B.J. Penn was banned six months for admitting to IV usage, which was widely criticized. Yoel Romero and Tim Means were also suspended six months for substances they said were in supplements that were contaminated. USADA agreed with Romero and Means after testing the supplements itself, cutting down what would have been two-year suspensions. The precedent with both fighters showed that USADA would exercise leniency when it came to the very real issue of tainted products.

Right before the turn of the calendar, USADA took two more high-profile scalps. Cris Cyborg, the best women’s fighter on the planet, tested positive for a diuretic drug called spironolactone. She is facing a one-year suspension. On Tuesday, the UFC announced popular heavyweight Josh Barnett had failed an out-of-competition drug test. It’s unclear as of press time what he tested positive for.

When the UFC committed to USADA in 2015, executives said they wanted the most comprehensive anti-doping program in athletics. After failed drug tests by the likes of Anderson Silva in Nevada, brass felt, most would agree rightly so, that a real PED problem existed in the sport.

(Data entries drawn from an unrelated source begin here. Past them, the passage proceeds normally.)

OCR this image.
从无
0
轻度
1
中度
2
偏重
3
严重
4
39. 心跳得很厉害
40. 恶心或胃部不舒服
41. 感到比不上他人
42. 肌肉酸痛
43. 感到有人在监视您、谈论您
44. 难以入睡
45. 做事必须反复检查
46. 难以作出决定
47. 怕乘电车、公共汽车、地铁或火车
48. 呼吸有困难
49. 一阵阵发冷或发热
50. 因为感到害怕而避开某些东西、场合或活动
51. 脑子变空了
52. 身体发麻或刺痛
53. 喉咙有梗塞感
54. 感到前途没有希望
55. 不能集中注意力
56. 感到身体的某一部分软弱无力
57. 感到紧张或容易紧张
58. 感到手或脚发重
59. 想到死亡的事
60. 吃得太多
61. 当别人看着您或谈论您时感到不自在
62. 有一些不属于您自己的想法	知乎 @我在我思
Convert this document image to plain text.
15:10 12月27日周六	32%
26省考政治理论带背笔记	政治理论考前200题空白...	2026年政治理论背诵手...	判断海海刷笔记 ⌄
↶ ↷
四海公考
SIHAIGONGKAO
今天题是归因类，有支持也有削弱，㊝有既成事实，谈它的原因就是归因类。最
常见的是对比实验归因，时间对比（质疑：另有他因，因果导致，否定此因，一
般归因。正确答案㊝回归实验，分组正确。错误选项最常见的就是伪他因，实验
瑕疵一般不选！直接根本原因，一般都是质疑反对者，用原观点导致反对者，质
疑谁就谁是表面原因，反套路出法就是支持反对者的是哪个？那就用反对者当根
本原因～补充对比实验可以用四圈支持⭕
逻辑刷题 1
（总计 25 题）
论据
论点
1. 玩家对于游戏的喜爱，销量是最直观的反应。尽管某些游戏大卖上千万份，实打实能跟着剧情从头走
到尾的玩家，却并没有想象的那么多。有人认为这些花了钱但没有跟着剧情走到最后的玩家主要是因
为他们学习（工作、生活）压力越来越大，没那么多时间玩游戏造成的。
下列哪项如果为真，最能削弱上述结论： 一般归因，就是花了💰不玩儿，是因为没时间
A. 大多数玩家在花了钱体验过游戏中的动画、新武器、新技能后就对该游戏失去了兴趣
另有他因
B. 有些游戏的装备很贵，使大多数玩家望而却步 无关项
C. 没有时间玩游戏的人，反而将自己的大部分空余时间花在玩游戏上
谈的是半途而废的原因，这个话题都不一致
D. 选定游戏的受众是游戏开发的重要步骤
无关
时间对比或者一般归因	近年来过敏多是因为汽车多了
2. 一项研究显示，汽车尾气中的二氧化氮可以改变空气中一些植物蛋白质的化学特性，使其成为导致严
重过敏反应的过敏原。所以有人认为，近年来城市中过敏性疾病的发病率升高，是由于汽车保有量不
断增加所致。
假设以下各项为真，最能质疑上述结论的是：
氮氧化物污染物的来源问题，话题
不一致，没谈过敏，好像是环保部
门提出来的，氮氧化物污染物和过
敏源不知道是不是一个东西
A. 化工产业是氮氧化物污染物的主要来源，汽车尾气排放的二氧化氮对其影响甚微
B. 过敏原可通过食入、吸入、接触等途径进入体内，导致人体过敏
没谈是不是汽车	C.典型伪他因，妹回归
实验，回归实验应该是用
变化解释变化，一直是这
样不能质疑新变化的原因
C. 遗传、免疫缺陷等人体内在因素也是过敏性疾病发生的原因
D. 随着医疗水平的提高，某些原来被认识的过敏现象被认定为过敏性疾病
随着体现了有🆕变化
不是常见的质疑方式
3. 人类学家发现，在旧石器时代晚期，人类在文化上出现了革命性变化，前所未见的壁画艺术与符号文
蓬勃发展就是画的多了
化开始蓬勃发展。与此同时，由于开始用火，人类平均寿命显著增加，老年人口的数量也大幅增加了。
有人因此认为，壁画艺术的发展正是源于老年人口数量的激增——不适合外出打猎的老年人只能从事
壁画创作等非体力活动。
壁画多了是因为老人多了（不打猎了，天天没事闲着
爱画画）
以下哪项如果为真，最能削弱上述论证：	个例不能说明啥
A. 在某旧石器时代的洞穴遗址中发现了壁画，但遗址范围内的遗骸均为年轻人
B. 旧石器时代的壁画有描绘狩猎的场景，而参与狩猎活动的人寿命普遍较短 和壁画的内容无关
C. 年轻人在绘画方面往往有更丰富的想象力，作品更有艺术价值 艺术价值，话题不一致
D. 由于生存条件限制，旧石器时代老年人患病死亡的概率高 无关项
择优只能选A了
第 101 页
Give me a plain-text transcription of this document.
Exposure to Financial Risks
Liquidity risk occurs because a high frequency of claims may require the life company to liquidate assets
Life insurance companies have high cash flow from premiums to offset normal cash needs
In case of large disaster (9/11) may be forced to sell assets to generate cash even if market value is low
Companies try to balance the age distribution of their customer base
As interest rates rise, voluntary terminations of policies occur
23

While USADA has had its ups and downs in the last 18 months, the UFC is certainly getting what they paid for — a system with plenty of bite. Some have argued that it’s too strict and infringes on fighters’ rights, with a whereabouts system that requires athletes to fill in where they’ll be at essentially all times and 6 a.m. wake-up calls for drug tests.

This is what the UFC wanted, though. Big cards and drawing fighters be damned. USADA made some of the biggest MMA headlines of 2016.